Saturday, March 16, 2013
The long good-bye
Going on maternity leave from flying was a welcome break. Of course it is difficult knowing I have no income coming in on my end but to stop flying at 36 weeks meant nothing to me. I work with a company of over three hundred flight attendants in Denver alone so I rarely see or fly with the same group. Stepping away from that job has further enforced I have no emotional attachment to that line of work. Passengers don’t know I’m gone, pilots and flight attendants don’t know I’m gone (except the very few I’m friends with) and it’s the same thing day in and day out so I’m not missing anything important.
Stepping away from teaching fitness however, well it’s been a really long good-bye.
Anyone that knows me knows I have a hard time saying good-bye even to my friends I know I’ll see again in the next day or two. I’m one of those persons that lingers. I can’t ever quite cut the conversation. I am sure on more than one occasion I have annoyed my husband as he will be waiting in the car while I’m still saying my last good-byes at a get together. I’m that person that will say good-bye to you and walk the opposite way then turn around and watch you go when you probably don’t even know I’m watching you. I hate endings- whether that’s in a book, a movie or my own life. I stay awake far past when I should because I don’t want the day to end. I really try and hold on to each moment and that’s probably why I document so much of life in photographs. So I guess it should come as no surprise that I have spent the past few weeks trying to figure out how to say good-bye to teaching yoga, spin, kettlebells and barre.
I wrestled over when to take my leave- even extending it a week past when I thought I would. This weekend marks the last of my classes and I almost cried after yoga Saturday. I spent time after class lingering in the studio. I knew I would be back to take classes in the next few days but for me it would be the last time to lock the studio door as a teacher for awhile. It’s not that I don’t think I’ll ever be back, it’s just that I know the person who will come back won’t be the person that left. I’m stepping back to embark on one of life’s hardest and probably most important journey and the person who comes back and stands in front of class won’t be the same.
It’s hard letting that person go. The person who had the freedom to come and go as she pleases. The person who can get up at 7am on a Saturday and rush out of the house to teach an eager group of kore barre students. The person who can teach at 6am on a Friday then take a nap and go back out and teach spin at noon. The person who can have lunch after class with a friend or go get their hair done or run any other of those simple errands you take for granted when you don’t have a child in tow. I guess the current version of myself is grieving as she watches the simple life version walk away – knowing now I have to turn and walk into an uncertain life in another direction.

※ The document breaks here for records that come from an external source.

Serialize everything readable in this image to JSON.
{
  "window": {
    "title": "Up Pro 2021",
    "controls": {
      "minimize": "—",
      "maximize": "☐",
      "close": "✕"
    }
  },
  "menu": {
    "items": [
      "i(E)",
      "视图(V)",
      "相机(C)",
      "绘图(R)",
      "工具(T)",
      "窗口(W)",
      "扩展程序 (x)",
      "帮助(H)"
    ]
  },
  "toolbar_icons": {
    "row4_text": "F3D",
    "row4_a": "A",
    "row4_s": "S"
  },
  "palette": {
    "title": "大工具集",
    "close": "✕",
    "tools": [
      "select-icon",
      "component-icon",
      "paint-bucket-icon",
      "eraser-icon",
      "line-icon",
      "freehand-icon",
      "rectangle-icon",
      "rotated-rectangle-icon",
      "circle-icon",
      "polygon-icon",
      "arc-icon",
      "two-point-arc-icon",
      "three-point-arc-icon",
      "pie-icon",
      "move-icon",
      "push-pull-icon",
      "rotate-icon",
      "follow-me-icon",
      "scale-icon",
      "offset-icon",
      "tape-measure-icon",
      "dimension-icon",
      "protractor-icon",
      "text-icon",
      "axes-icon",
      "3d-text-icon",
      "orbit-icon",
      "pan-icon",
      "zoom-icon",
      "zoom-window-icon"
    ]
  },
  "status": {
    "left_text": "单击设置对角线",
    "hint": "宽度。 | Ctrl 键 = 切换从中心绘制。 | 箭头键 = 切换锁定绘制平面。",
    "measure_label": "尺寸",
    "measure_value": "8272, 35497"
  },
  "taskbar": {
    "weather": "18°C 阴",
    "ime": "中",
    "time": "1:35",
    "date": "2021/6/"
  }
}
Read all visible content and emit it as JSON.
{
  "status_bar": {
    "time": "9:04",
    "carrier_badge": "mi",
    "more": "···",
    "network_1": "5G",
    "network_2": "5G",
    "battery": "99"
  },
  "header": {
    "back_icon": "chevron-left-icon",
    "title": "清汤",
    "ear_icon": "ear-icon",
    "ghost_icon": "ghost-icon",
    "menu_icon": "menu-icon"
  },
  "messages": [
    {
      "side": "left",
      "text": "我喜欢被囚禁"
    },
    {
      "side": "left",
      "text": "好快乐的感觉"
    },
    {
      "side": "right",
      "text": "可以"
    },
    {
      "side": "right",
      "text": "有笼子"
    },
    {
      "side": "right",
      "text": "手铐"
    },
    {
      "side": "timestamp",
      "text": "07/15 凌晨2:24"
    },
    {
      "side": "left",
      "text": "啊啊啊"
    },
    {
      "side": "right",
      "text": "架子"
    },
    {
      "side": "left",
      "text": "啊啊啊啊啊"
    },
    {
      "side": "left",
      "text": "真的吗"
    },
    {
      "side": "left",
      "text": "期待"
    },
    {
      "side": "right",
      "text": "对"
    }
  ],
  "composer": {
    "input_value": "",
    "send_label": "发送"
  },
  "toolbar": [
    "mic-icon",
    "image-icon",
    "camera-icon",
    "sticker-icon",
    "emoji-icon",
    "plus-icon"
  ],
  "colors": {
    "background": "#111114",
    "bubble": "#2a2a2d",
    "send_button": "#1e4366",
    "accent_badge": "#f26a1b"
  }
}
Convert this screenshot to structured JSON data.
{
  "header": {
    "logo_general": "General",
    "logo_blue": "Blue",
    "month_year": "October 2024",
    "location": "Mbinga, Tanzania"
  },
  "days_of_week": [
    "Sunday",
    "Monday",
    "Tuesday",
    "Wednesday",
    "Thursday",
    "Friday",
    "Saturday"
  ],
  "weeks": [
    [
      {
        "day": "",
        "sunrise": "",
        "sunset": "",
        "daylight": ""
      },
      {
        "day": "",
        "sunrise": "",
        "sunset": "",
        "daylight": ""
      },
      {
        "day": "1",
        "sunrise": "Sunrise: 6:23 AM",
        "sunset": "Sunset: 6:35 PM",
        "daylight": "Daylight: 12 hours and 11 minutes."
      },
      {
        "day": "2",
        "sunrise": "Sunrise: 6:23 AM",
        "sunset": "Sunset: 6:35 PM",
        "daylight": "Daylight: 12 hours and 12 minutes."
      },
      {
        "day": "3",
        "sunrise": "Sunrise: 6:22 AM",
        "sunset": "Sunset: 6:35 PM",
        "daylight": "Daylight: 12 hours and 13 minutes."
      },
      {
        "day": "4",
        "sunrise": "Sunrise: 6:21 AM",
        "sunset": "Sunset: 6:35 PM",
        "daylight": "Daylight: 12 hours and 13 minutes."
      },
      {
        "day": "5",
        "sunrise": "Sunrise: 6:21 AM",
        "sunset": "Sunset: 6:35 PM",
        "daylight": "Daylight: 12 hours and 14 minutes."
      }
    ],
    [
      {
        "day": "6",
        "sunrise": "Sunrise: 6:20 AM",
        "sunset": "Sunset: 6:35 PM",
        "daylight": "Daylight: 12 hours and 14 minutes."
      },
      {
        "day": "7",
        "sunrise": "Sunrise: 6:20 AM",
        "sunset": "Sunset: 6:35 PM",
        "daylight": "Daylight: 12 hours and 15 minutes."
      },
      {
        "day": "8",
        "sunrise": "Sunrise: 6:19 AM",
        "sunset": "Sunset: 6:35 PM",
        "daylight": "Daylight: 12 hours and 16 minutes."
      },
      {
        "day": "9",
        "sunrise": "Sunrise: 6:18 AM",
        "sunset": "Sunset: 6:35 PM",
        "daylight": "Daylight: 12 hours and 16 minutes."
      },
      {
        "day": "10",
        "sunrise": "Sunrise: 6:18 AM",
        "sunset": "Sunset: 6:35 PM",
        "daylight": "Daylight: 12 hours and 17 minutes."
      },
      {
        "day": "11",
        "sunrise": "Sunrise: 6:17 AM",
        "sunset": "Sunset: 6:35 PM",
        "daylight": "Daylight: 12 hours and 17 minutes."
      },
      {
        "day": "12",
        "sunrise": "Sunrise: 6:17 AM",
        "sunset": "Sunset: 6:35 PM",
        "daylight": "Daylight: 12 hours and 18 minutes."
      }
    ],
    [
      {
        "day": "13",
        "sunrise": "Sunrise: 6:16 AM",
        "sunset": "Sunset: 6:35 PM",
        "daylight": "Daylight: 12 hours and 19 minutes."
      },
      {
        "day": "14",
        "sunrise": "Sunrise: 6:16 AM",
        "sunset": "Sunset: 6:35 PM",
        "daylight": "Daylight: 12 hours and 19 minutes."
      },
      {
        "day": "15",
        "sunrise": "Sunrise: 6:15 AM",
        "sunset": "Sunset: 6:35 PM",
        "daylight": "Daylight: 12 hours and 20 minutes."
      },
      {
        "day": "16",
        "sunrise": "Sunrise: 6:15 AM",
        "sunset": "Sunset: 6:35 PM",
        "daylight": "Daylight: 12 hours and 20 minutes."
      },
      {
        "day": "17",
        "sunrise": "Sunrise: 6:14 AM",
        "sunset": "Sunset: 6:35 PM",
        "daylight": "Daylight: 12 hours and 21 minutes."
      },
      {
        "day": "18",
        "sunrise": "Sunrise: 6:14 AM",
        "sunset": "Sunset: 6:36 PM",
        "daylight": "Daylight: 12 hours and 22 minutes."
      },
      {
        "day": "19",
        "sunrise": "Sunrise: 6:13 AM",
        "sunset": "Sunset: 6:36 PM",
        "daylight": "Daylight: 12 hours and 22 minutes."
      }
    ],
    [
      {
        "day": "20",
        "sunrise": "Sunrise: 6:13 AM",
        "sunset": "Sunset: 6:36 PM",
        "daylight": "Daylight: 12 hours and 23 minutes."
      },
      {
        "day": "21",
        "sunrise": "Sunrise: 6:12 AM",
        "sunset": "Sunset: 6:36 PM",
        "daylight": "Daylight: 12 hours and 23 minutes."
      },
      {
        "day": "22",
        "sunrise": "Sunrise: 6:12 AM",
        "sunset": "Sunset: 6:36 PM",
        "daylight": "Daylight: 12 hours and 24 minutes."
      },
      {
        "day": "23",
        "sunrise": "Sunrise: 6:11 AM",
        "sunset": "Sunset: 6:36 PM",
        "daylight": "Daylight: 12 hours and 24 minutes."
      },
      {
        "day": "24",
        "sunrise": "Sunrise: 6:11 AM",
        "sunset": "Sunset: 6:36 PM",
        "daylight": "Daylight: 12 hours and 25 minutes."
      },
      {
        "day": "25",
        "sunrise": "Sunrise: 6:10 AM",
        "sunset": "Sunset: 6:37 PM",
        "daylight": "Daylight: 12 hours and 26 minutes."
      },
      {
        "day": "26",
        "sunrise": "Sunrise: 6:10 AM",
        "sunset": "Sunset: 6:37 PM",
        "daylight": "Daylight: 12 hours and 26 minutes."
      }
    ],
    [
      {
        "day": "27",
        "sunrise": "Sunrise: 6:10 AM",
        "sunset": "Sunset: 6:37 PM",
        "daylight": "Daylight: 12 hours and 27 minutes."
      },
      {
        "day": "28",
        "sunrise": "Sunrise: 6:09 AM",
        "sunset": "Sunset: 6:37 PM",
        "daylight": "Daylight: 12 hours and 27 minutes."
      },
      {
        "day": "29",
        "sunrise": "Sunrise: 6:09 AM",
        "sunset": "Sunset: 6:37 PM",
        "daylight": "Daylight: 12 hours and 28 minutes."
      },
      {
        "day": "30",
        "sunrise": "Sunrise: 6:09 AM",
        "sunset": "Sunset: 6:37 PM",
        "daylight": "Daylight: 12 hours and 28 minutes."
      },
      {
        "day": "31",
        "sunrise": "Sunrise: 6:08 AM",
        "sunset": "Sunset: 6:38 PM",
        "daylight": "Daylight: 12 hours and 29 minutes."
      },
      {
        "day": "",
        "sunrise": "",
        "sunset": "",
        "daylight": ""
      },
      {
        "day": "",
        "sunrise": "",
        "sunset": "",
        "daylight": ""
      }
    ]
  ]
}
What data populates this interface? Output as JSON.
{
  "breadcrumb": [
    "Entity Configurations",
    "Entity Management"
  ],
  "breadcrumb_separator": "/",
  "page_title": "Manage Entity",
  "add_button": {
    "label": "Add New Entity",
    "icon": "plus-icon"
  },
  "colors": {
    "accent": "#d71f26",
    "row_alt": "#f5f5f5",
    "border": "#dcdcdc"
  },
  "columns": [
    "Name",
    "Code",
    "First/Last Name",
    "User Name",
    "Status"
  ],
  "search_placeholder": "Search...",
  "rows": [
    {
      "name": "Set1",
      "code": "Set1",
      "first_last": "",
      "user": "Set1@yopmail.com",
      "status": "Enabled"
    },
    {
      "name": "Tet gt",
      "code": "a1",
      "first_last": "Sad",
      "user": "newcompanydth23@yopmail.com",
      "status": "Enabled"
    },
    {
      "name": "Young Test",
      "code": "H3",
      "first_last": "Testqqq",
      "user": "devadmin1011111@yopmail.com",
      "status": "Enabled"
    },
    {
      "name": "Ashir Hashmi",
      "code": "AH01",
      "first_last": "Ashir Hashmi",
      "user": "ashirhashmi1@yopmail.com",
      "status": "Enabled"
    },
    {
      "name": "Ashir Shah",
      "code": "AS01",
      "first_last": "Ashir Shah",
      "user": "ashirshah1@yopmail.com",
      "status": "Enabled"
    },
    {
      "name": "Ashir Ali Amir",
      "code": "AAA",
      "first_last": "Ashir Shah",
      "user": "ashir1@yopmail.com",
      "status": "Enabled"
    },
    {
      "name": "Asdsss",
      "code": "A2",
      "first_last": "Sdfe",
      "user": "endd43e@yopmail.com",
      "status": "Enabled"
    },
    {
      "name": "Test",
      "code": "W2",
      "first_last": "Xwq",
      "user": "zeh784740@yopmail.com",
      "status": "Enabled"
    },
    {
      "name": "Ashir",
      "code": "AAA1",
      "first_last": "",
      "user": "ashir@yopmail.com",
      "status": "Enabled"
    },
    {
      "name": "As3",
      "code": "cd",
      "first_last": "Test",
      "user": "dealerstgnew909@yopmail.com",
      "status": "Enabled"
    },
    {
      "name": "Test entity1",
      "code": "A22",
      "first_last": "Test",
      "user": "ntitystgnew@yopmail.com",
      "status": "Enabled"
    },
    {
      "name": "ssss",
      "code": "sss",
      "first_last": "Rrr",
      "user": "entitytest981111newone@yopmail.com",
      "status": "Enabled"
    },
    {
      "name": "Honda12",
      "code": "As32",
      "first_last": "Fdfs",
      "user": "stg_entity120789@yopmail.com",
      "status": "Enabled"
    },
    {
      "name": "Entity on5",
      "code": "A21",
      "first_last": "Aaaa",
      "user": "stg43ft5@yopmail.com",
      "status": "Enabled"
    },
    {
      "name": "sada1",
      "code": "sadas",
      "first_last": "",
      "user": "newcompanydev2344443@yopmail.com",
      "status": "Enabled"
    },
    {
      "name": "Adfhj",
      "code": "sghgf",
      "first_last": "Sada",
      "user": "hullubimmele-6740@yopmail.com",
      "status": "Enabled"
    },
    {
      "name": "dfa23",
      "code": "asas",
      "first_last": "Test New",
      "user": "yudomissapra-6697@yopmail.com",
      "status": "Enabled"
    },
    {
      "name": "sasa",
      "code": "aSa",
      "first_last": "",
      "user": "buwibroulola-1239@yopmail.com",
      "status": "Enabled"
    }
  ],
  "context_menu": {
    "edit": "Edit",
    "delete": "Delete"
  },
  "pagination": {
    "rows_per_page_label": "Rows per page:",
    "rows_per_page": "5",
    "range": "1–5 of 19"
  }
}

Some of my day classes I don’t know if I can come back to teach and that makes it hard. We don’t have family in town so I don’t have built in babysitters or child care lined up. I haven’t thought that far into the future yet but I know something will have to give. While I am excited to take some time for myself and to just enjoy these last few weeks of being “alone” I am also sad to be taking a step away from teaching. I have worked hard to build up relationships with my students and to build up my classes. I know that time will not stop just because I am gone and they may move on in the meantime. When you teach yoga and group fitness classes you get to a point where you realize that a lot of these students are there for YOU. To be inspired by you, to have you lead them and to have you kick their butts. And the ego inside wonders, “if I’m not there who will take care of them?” Of course my studio has many many great teachers who will in the meantime – I guess I just don’t want to be forgotten.
So I have drawn out the good-bye. And sometimes stories don’t end like you think they will. There’s a scene in my favorite movie, “Big Fish,” where the son is talking to the dad at the end as the dad lay in the hospital bed dying and the son is telling the dad a story. In this story they escape from the hospital and the son takes the dad down by the river and to say good-bye and set him free and there’s every person the dad’s ever known there so say good-bye and wish him on his way. His whole life is there on the banks waving good-bye as the dad is put in the river by his son and sent out to sea. Of course in reality the dad is in the hospital bed and it’s just him and his son and that’s how he leaves this world. (I cry buckets every damn time I watch this part below)
And at the end of the day that’s how I left the respective studios this weekend. Without fan fare. Without a line of all the students I’d ever met waving good-bye; just a hug here and there and a lingering. Then it was just me alone as it was meant to be. Turning out the lights and closing and locking the door. Knowing I’ll be back in a new form when I do return and being ok with the uncertainty of the future. For me it took great courage to step into the shoes of a teacher so I guess it’s no surprise that it took the equal amount to know when it was time to step away. I’ll miss it I really will.
I guess that’s the true test of loving something – knowing when to let go but also the invitation to miss it when it’s gone.